The Woman King

Viola Davis has ascended to the next level of her craft in the exquisitely crafted historical action-epic The Woman King, which delivers what the Wonder Woman franchise should have—bloody Amazons kicking men’s asses without airbrushing. Based on the real-life African kingdom of Dahomey and its all-female warrior regiment (which inspired Black Panther’s Dora Milaje), an awesomely shredded Davis plays General Nanisca, a warrior who immediately recognizes the danger and scope of the growing transatlantic slave trade. Nanisca struggles to convince King Ghezo (a wonderfully cast John Boyega) to act before it’s too late. 

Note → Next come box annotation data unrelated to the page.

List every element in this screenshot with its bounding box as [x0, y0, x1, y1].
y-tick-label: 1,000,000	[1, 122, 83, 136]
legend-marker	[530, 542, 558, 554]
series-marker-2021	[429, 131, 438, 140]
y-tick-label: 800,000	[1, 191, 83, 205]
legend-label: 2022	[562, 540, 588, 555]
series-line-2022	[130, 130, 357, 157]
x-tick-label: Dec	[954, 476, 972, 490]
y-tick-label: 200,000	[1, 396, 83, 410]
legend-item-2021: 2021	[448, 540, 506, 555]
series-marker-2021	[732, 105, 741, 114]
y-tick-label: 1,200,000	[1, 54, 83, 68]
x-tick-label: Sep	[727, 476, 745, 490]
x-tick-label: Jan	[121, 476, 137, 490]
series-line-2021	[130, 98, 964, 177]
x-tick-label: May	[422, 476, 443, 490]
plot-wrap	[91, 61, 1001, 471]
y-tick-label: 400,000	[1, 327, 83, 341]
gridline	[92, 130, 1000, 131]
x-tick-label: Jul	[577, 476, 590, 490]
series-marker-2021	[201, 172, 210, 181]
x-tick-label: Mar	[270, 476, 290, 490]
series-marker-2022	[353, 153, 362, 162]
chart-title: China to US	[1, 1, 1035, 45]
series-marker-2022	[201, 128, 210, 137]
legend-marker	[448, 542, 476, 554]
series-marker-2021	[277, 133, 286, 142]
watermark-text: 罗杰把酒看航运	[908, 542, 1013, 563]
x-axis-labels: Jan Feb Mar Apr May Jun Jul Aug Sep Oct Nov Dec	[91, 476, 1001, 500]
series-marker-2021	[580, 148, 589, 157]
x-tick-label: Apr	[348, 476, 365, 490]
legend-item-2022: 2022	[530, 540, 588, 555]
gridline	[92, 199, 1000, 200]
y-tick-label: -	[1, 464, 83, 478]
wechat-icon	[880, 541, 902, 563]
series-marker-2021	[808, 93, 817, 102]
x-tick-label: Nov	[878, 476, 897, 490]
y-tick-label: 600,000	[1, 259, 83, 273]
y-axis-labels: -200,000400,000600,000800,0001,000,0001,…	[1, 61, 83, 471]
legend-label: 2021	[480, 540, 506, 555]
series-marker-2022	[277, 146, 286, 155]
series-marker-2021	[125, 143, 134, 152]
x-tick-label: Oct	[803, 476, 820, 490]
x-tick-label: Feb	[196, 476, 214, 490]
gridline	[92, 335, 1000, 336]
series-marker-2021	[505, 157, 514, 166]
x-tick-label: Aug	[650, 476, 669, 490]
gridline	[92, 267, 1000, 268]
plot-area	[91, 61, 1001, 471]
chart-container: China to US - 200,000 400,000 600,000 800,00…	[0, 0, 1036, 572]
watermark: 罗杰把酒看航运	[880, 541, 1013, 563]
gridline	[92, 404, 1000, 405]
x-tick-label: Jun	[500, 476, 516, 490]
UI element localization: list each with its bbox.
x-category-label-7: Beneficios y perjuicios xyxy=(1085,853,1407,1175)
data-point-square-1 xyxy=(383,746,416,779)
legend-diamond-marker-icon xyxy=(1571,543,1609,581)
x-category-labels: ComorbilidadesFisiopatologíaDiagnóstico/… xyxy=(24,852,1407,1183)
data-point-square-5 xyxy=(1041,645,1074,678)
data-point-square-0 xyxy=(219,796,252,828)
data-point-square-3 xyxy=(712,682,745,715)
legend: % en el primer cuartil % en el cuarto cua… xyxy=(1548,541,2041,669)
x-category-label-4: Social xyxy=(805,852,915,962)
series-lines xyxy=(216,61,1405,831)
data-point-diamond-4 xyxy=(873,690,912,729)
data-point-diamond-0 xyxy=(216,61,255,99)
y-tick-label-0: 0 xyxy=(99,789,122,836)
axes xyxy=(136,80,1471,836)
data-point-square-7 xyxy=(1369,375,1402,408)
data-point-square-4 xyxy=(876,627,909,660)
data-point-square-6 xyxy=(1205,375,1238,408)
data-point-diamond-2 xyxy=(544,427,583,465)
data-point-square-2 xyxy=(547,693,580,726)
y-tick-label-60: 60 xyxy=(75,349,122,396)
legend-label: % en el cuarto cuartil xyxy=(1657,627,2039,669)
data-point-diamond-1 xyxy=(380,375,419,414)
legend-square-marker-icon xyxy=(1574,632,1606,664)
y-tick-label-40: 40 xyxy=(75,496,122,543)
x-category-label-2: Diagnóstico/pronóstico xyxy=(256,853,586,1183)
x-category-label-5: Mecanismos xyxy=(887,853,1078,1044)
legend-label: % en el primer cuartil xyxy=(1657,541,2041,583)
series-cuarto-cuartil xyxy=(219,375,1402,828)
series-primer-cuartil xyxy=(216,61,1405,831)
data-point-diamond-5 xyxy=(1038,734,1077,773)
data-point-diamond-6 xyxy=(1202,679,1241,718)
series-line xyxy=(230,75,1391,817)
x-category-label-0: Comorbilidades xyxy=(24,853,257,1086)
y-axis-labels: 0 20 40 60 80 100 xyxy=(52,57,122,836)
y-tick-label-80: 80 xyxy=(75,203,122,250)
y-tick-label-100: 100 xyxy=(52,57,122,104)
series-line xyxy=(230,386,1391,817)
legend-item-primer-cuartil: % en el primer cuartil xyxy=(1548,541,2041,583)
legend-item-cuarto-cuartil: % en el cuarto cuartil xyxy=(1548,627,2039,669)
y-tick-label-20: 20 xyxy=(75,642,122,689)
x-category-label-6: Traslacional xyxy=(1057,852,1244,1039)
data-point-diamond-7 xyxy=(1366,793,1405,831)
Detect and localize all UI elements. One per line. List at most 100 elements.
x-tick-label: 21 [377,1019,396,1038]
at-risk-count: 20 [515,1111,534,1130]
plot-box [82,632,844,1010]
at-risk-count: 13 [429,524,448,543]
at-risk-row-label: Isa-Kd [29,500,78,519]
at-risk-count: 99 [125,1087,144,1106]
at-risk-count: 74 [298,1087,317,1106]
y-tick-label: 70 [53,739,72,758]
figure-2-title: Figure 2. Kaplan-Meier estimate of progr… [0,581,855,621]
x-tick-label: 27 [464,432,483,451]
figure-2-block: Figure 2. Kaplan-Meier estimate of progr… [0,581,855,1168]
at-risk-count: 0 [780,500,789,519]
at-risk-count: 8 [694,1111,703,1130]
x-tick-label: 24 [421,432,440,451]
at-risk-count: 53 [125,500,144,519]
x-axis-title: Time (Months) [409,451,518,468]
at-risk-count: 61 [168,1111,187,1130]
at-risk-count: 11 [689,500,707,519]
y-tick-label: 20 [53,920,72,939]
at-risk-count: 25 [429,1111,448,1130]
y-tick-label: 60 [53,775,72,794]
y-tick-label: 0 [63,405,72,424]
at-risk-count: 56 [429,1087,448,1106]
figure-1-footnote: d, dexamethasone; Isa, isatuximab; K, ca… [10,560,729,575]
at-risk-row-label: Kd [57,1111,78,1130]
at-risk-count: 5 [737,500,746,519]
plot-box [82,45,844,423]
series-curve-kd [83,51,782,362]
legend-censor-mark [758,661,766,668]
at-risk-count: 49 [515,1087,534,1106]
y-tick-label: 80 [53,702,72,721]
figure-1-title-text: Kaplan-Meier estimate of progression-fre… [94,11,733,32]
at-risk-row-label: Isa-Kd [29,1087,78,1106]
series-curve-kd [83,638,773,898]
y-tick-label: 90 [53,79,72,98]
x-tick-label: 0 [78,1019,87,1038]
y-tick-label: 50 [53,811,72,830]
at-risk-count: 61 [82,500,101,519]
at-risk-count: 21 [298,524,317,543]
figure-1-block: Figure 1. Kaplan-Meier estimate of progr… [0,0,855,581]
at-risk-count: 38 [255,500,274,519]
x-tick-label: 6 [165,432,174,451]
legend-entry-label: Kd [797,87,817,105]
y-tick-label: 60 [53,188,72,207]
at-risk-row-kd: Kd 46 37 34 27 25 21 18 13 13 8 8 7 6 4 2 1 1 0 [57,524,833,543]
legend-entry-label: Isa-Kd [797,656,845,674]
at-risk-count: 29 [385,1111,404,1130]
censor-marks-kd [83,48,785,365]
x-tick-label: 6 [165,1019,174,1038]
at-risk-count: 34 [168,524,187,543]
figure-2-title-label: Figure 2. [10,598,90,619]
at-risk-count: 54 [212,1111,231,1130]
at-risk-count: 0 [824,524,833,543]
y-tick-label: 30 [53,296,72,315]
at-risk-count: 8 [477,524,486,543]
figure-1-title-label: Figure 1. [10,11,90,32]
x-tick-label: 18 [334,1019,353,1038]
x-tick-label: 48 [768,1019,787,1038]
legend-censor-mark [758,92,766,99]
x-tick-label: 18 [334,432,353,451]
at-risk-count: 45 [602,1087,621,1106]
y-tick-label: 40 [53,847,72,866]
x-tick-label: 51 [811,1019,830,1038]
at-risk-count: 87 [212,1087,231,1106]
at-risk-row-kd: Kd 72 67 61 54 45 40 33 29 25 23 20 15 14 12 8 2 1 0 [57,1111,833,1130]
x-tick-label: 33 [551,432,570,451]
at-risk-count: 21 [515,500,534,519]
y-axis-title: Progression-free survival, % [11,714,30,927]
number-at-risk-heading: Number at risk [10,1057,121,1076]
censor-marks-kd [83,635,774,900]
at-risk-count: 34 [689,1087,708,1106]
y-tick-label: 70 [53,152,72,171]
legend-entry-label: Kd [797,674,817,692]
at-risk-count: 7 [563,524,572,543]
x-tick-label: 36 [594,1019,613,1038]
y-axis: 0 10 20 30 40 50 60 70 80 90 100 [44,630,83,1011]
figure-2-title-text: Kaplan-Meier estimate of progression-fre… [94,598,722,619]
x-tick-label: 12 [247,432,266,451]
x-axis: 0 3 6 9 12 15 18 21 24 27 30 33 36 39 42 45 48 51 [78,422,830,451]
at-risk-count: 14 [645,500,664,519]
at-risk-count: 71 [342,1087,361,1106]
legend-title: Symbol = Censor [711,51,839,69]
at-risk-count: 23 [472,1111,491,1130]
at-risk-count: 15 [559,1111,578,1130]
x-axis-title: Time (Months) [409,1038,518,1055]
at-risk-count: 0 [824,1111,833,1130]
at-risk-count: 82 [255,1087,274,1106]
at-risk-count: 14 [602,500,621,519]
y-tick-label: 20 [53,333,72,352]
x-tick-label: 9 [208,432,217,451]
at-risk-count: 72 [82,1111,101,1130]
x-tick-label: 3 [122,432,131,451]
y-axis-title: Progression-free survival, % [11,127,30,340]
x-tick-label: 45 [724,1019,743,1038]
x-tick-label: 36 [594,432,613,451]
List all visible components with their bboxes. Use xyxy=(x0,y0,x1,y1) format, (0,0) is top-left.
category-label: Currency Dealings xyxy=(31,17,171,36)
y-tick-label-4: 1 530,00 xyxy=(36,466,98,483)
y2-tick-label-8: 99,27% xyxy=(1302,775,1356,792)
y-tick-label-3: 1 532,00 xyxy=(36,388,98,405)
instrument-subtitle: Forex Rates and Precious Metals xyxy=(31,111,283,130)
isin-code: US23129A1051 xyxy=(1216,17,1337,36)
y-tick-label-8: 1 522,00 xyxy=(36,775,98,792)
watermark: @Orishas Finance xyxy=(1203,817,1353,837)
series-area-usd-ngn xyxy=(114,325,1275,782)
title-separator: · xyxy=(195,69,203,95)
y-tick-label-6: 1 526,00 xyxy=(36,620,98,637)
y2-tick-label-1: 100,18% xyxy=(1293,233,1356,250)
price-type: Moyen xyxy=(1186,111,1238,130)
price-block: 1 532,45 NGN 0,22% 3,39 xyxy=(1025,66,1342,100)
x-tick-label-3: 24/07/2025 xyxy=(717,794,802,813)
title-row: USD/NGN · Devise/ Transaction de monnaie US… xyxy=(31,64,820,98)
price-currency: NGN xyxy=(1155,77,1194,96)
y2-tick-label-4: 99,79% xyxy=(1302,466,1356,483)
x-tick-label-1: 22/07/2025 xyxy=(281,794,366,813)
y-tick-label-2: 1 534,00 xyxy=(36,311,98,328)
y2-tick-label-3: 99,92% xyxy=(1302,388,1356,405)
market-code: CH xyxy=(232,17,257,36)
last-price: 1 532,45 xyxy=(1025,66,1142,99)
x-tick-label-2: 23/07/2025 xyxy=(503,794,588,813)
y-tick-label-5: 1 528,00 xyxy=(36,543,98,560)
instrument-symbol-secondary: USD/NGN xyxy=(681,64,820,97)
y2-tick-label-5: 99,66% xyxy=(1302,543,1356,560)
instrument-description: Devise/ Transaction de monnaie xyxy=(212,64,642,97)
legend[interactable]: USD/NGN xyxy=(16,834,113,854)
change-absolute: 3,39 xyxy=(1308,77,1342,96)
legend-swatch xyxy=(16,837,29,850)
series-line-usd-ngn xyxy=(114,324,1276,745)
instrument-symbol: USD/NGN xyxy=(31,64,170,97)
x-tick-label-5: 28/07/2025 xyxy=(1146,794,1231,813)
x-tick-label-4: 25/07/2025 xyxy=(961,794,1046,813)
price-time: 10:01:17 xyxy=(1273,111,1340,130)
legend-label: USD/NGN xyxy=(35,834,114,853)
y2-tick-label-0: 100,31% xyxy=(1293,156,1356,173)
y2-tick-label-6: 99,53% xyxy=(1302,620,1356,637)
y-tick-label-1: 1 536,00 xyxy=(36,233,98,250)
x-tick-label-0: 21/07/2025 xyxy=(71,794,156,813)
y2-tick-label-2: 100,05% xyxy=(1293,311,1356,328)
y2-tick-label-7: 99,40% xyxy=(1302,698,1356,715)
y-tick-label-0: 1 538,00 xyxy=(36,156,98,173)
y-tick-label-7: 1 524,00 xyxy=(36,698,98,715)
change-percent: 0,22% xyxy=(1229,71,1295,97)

Thuso Mbedu plays a spirited Nawi, a young recruit that struggles under the discipline and sacrifice that the life of a true fighter requires. Luckily for her, she finds a kindly big sister in the fearless Izogie, played by Lashana Lynch (MI6 in No Time to Die). As Nanisca’s tough facade begins to crack, she leans on her spiritual advisor and confidant Amenza, played by Sheila Atim, who channels both the immaculate bone structure and acting chops of the late Cicely Tyson. 

Director Gina Prince-Bythewood (Love & Basketball) films through the lens of Blackness, highlighting the beauty, strength, and fierceness of Black people, unlike most stories about the slave trade that wallow in Black trauma and are filmed as education for white audiences. A well-crafted script (story by Maria Bello and Dana Stevens) delivers action, heart, and great storytelling set against the expansive vistas of the West African countryside, making The Woman King an instant classic. PG-13, 135 min.